Rio, 25 (AE) - Um conselho de notáveis, formado por 13 pessoas famosas em suas áreas, vai orientar a política de patrocínio cultural, social e esportivo da Petrobrás Distribuidora (BR). Hoje, aconteceu a primeira reunião do Conselho Consultivo BR - Apoio Institucional, que reúne, entre outros, o cantor e compositor Gilberto Gil, o ex-piloto de Fórmula 1 Emerson Fittipaldi, o ex-governador de Brasília Cristóvam Buarque e a juíza Denise Frossard.

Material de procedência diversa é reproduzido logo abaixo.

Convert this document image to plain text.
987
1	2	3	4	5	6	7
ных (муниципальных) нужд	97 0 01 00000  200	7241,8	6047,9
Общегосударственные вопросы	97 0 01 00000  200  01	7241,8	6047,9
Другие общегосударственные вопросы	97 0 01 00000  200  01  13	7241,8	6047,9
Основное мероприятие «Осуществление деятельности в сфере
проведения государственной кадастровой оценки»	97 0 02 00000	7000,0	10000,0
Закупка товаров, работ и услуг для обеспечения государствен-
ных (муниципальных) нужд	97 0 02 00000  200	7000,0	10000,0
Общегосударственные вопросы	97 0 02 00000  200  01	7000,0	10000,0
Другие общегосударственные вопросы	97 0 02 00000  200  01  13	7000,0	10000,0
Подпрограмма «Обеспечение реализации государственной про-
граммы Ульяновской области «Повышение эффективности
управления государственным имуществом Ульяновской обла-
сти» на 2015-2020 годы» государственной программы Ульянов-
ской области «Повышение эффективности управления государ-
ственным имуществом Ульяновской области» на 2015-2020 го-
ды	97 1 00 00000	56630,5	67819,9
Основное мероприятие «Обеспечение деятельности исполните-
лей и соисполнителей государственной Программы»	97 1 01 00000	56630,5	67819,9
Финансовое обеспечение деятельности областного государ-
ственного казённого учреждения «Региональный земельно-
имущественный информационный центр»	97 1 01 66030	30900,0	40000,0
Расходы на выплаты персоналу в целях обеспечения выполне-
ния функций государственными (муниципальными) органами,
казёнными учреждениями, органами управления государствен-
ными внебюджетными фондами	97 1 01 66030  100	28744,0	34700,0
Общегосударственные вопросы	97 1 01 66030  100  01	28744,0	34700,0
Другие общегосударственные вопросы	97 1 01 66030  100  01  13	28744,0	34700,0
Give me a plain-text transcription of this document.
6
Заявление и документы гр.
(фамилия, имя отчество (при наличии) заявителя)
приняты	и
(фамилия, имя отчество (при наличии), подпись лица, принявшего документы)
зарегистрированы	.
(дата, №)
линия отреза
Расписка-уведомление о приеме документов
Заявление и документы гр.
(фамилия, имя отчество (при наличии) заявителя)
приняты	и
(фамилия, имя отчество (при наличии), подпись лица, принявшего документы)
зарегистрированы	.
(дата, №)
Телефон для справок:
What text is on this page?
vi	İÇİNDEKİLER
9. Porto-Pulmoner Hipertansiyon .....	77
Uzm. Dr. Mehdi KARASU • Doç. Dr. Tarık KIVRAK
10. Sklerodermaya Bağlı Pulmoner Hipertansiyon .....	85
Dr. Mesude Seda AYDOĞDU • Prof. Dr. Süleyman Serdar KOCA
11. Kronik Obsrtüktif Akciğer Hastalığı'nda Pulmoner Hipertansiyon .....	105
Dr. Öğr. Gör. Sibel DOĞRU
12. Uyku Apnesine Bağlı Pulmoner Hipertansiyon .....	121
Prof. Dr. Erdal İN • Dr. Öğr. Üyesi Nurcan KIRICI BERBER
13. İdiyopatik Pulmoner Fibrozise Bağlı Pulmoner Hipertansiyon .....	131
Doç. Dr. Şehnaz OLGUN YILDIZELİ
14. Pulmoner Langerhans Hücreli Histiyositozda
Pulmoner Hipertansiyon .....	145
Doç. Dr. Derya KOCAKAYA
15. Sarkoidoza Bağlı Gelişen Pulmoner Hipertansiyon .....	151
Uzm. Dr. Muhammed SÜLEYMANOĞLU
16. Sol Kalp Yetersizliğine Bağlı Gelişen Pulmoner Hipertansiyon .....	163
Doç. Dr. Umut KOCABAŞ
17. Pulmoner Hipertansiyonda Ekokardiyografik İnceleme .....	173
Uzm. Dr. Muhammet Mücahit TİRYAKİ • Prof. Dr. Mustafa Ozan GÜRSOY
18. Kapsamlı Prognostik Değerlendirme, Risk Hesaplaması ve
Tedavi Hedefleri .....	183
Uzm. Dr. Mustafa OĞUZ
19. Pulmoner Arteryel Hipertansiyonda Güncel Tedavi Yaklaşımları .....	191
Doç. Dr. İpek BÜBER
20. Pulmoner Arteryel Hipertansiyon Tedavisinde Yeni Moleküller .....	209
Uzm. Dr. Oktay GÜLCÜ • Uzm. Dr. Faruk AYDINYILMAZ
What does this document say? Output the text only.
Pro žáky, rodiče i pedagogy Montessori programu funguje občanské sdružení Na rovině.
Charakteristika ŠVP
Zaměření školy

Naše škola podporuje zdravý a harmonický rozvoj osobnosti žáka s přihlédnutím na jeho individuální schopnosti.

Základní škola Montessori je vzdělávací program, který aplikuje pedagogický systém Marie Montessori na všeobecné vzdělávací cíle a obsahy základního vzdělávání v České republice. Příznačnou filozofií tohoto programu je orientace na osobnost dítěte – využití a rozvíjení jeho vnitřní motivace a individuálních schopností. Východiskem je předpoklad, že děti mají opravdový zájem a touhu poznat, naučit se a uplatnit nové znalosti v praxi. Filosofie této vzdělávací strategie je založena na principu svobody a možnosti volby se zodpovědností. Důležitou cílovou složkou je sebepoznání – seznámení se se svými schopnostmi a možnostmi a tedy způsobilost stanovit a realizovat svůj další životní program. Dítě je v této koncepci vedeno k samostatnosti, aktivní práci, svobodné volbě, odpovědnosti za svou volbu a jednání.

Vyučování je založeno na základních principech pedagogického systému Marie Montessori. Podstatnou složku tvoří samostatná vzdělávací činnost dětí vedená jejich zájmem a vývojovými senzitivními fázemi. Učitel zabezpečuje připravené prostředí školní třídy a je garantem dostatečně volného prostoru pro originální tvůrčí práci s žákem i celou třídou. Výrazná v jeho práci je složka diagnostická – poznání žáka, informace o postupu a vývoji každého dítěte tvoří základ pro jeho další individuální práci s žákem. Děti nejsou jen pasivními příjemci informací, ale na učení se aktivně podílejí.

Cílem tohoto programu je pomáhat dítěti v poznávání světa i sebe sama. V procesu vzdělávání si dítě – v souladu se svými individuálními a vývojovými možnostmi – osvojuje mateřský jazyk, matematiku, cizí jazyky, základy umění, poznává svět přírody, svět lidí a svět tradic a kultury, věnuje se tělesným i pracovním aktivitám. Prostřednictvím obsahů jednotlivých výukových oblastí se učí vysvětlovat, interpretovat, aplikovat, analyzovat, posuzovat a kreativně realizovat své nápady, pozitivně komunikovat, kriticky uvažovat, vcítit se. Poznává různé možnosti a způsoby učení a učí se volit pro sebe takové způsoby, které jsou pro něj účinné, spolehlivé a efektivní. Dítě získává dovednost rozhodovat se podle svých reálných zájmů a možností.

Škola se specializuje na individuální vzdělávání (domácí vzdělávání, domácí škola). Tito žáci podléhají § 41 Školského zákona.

Segundo o presidente da estatal, Luiz Antônio Viana, o órgão, como diz o nome, terá uma função consultiva - os projetos continuarão a depender da aprovação da direção da empresa. "A idéia é ter maior transparência no processo de seleção dos projetos", afirmou ele. Os integrantes do conselho não recebem remuneração e vão acompanhar a aplicação das verbas. Este ano, a BR está destinando R$ 14 milhões para programas em diversos setores. O orçamento do ano que vem ainda não foi fechado, mas Viana espera manter o valor desse ano ou até aumentar.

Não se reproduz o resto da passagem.